When the Mayo Clinic compared hundreds of midcentury high school football players to members of the glee club, choir, and band, they hypothesized that they would discover higher rates of neurological disease among the athletes. They didn’t. Instead, they found slightly higher rates of Parkinson’s and Lou Gehrig’s disease among the musical students and on the whole no statistically significant difference among the two groups.

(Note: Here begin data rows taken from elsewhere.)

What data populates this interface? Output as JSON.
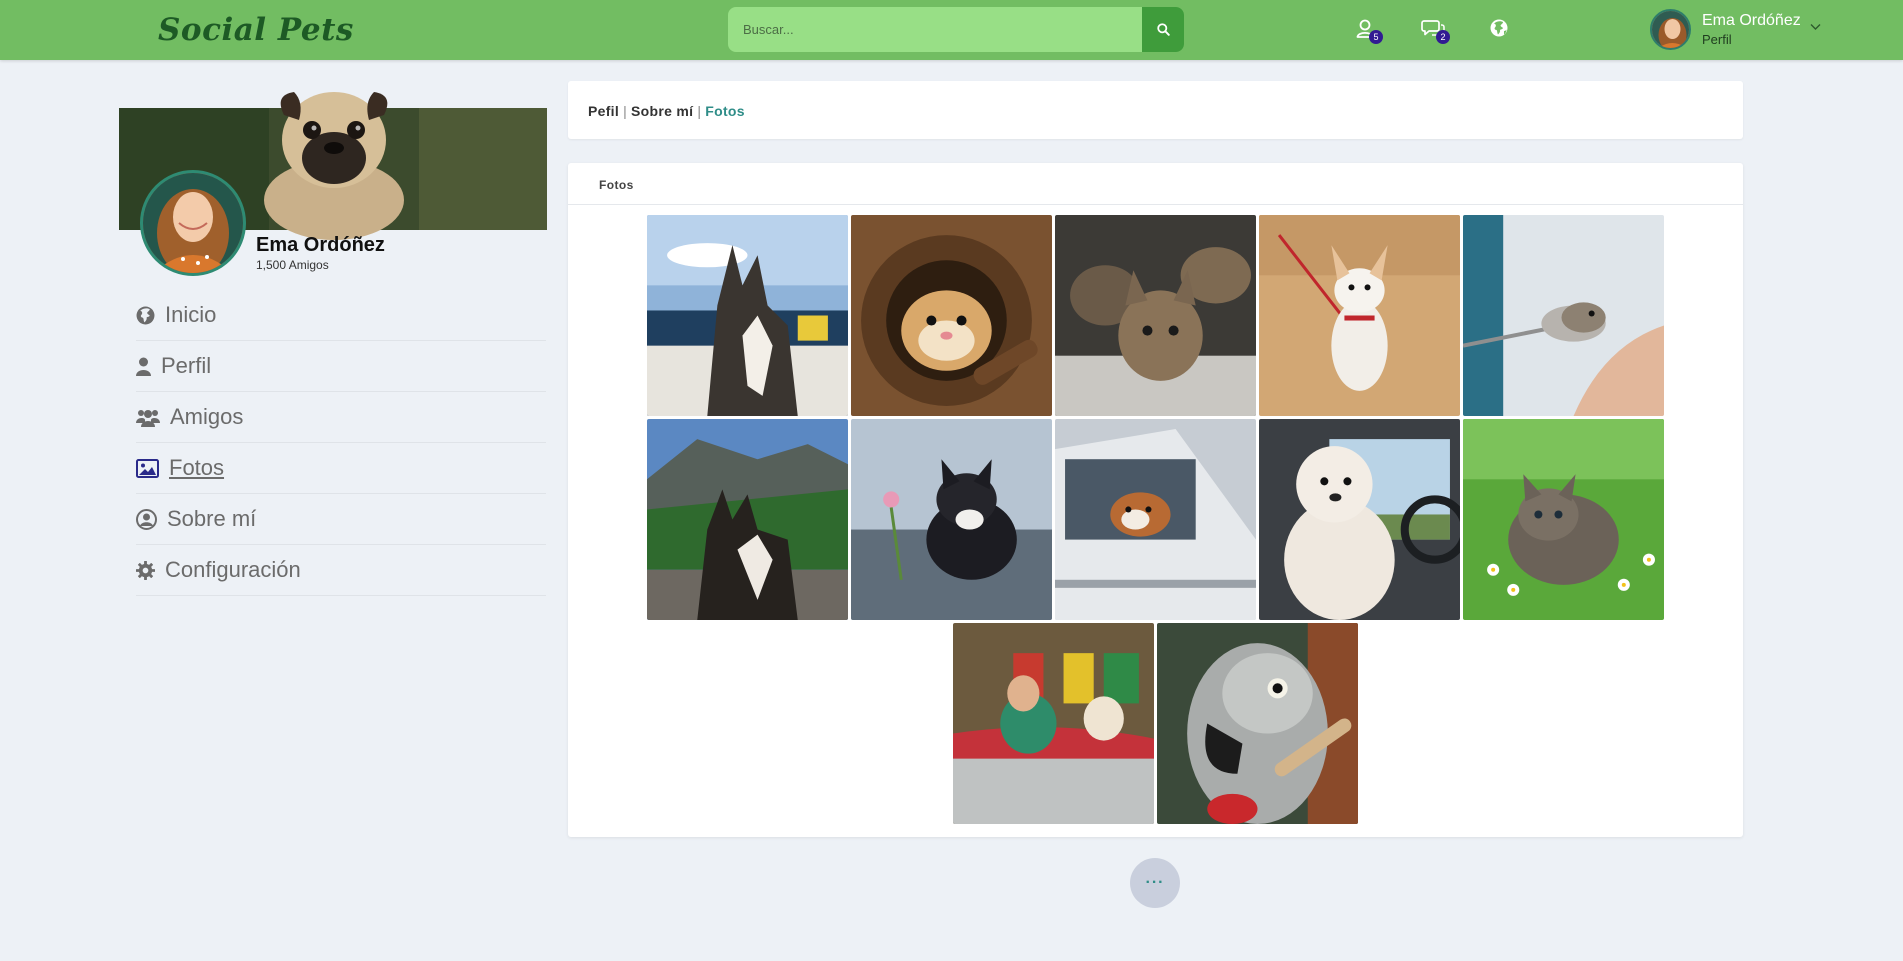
{
  "colors": {
    "nav_bg": "#72bd62",
    "search_bg": "#98df86",
    "search_btn": "#3f9c3b",
    "badge": "#311b92",
    "accent_teal": "#2f8d88",
    "page_bg": "#edf1f6"
  },
  "navbar": {
    "logo": "Social Pets",
    "search": {
      "placeholder": "Buscar...",
      "value": "",
      "button_icon": "search-icon"
    },
    "icons": [
      {
        "icon": "user-icon",
        "badge": "5"
      },
      {
        "icon": "chat-icon",
        "badge": "2"
      },
      {
        "icon": "globe-icon"
      }
    ],
    "user": {
      "name": "Ema Ordóñez",
      "subtitle": "Perfil"
    }
  },
  "profile": {
    "name": "Ema Ordóñez",
    "friends": "1,500 Amigos",
    "menu": [
      {
        "label": "Inicio",
        "icon": "globe-icon"
      },
      {
        "label": "Perfil",
        "icon": "user-icon"
      },
      {
        "label": "Amigos",
        "icon": "users-icon"
      },
      {
        "label": "Fotos",
        "icon": "image-icon",
        "active": true
      },
      {
        "label": "Sobre mí",
        "icon": "user-circle-icon"
      },
      {
        "label": "Configuración",
        "icon": "gear-icon"
      }
    ]
  },
  "breadcrumb": {
    "items": [
      "Pefil",
      "Sobre mí",
      "Fotos"
    ],
    "separator": "|"
  },
  "photos": {
    "title": "Fotos",
    "items": [
      {
        "subject": "husky-on-boat"
      },
      {
        "subject": "hamster-in-coconut"
      },
      {
        "subject": "kittens"
      },
      {
        "subject": "small-dog-on-sand"
      },
      {
        "subject": "hamster-on-spoon"
      },
      {
        "subject": "husky-mountains"
      },
      {
        "subject": "kitten-with-flower"
      },
      {
        "subject": "bulldog-in-car"
      },
      {
        "subject": "poodle-in-car"
      },
      {
        "subject": "kitten-in-grass"
      },
      {
        "subject": "woman-and-dog-in-car"
      },
      {
        "subject": "grey-parrot"
      }
    ]
  },
  "more_button": {
    "label": "···"
  }
}
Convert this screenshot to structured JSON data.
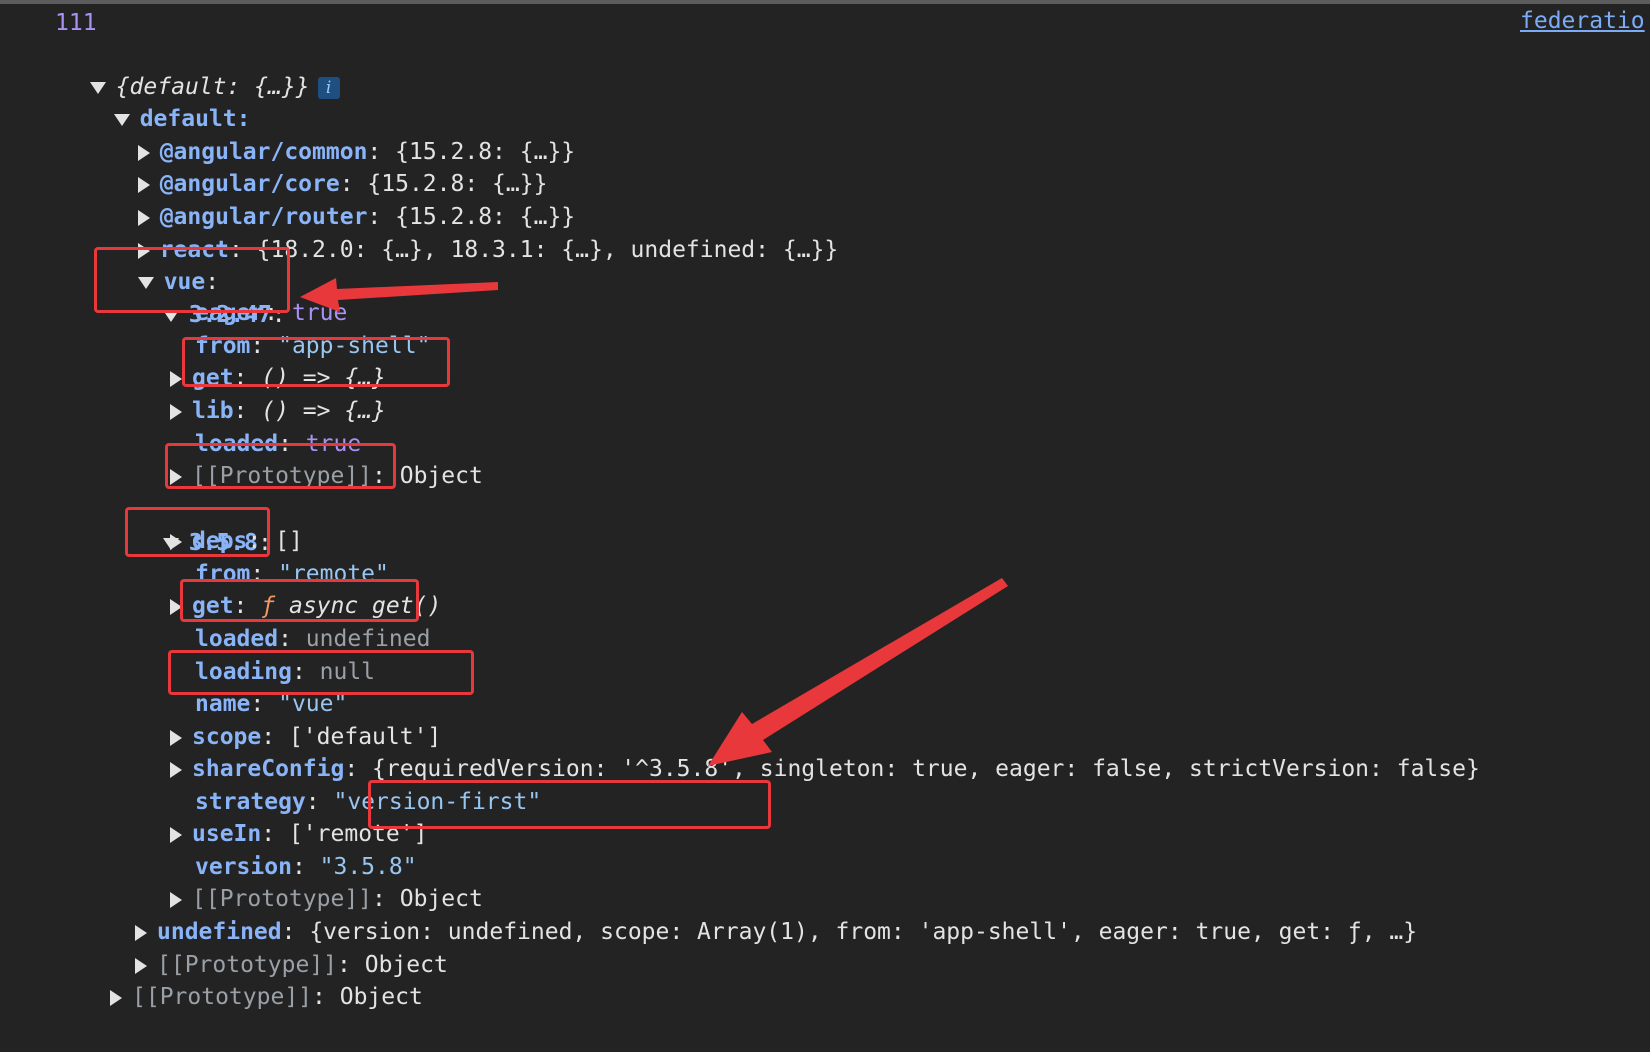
{
  "console": {
    "count": "111",
    "source_link": "federatio",
    "info_badge": "i"
  },
  "lines": [
    {
      "text": "{default: {…}}"
    },
    {
      "text": "default:"
    },
    {
      "key": "@angular/common",
      "value": "{15.2.8: {…}}"
    },
    {
      "key": "@angular/core",
      "value": "{15.2.8: {…}}"
    },
    {
      "key": "@angular/router",
      "value": "{15.2.8: {…}}"
    },
    {
      "key": "react",
      "value": "{18.2.0: {…}, 18.3.1: {…}, undefined: {…}}"
    },
    {
      "key": "vue"
    },
    {
      "key": "3.2.47"
    },
    {
      "key": "eager",
      "value": "true"
    },
    {
      "key": "from",
      "value": "\"app-shell\""
    },
    {
      "key": "get",
      "value": "() => {…}"
    },
    {
      "key": "lib",
      "value": "() => {…}"
    },
    {
      "key": "loaded",
      "value": "true"
    },
    {
      "key": "[[Prototype]]",
      "value": "Object"
    },
    {
      "key": "3.5.8"
    },
    {
      "key": "deps",
      "value": "[]"
    },
    {
      "key": "from",
      "value": "\"remote\""
    },
    {
      "key": "get",
      "value_fn": "ƒ",
      "value": "async get()"
    },
    {
      "key": "loaded",
      "value": "undefined"
    },
    {
      "key": "loading",
      "value": "null"
    },
    {
      "key": "name",
      "value": "\"vue\""
    },
    {
      "key": "scope",
      "value": "['default']"
    },
    {
      "key": "shareConfig",
      "value": "{requiredVersion: '^3.5.8', singleton: true, eager: false, strictVersion: false}"
    },
    {
      "key": "strategy",
      "value": "\"version-first\""
    },
    {
      "key": "useIn",
      "value": "['remote']"
    },
    {
      "key": "version",
      "value": "\"3.5.8\""
    },
    {
      "key": "[[Prototype]]",
      "value": "Object"
    },
    {
      "key": "undefined",
      "value": "{version: undefined, scope: Array(1), from: 'app-shell', eager: true, get: ƒ, …}"
    },
    {
      "key": "[[Prototype]]",
      "value": "Object"
    },
    {
      "key": "[[Prototype]]",
      "value": "Object"
    }
  ],
  "colors": {
    "background": "#232323",
    "key": "#8ab4f8",
    "string": "#98c6f0",
    "boolean": "#a991f5",
    "annotation": "#e8383b"
  }
}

The NIOSH study similarly found a less-than-alarming 12 neurological disease deaths among the pros when the peer group prepped them to expect to find 10. Might “caveat emptor” more readily apply to those buying into the propaganda campaign against football? 

Science shows not only that professional football players live longer but that athletes at all levels of the game are dying less. Whereas football hits killed 36 players in 1968, Obama’s first full year in Indonesia, they’ve killed just four per year during his presidency–far fewer brain-injury deaths than bicycling, skateboarding, skiing, and other supposedly non-contact sports. But as the game grows safer, rhetoric depicts it as more dangerous than ever.

The president has repeatedly lent his voice to such rhetoric. Yesterday, at the White House event, the president confessed to enduring concussions in his youth playing football. “Before the awareness was out there,” the president said yesterday, “when I was young and played football briefly, there were a couple of times where I’m sure that that ringing sensation in my head and the need to sit down for a while might have been a mild concussion, and at the time you didn’t think anything of it.”

The president, and so many others, lack awareness that the awareness surrounding concussions predates his existence. The year before Obama’s birth, Hall of Famer Chuck Bednarik nailed Hall of Famer Frank Gifford into unconsciousness in Yankee Stadium. Gifford’s concussion resulted in hospitalization for several weeks, doctors preventing him from rejoining the Giants that season, and number sixteen sitting out the entire 1961 campaign. During Obama’s birth year, Wisconsin’s Interscholastic Athletic Association banned concussed players from competing in contact sports and Riddell produced “concussion kits” to go along with their helmets.

Concerns over football concussions trace back to the nineteenth century. Diagnosis and treatment remain mired there. Doctors still diagnose concussions clinically and still treat them with rest. No test tells a patient of a mild traumatic brain injury and no pill cures its symptoms.

Like concussion medicine, boys haven’t changed all that much in the past century. They still need camaraderie and an outlet to channel their angst, energy, and aggression. Some get that by passing a ball around the grass. Others get that by passing a bowl around filled with grass.

The gridiron is good for you. As the president’s high-school years show, young brains face worse threats than football.